En el filo de la acera, con los pies llenos de saliva, sangría y azúcar, miro el lento desolladero. Veo la espalda de este hombre sobre el que alguien ha descerrajado una desgracia nocturna. Observo. Me detengo en el morro sangrante de los que beben, de esos a los que se le va la vida en un vómito de pizza y mojito. Me detengo, intento recordar lo que veo.  Celebro con mi silencio de vestal sin vientre la furia de otros. A las cuatro de una madrugada de agosto, viene a mi cabeza una novela de Salman Rushdie que leí hace años, en un país extinto que me olvidó como olvidan los hogares a los que beben sin parar. El libro de Rushdie hablaba de dos gemelos que nacen al filo de la media noche: ese  segundo que antecede al día y la oscuridad, esa posición del segundero donde si alguien nace, lo hace a la mitad de su vida, siendo el anterior y el próximo, siendo todas las horas en una distancia, a solas con su celaje, como una sombra.

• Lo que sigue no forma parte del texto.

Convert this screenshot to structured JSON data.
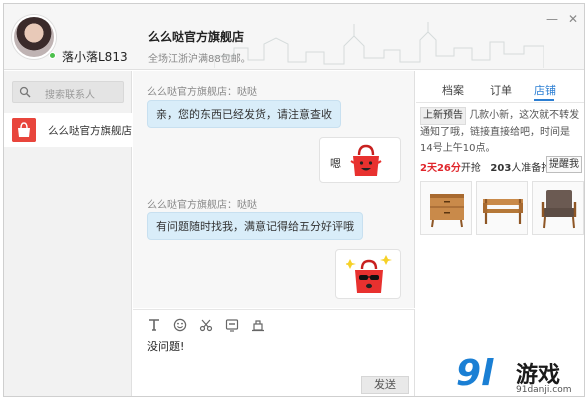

A mi alrededor veo espectros, gente muerta que vino a beber para resucitar de otra forma. Me reflejo en ellos. Me pregunto cuándo me tocará a mí la calderilla, el cuerpo a cuerpo contra otra soledad.  Así, en el filo de una acera llena de babas , pienso lo mismo. No hay que olvidar la noche. Hace falta volver a ella. Ponerse  de pie en ese escalón del día donde la vida traviste en fantasma. Ese momento donde surgen los besos agusanados y los puñetazos  de quienes tienen miedo de volver solos a casa, aunque no lo sepan.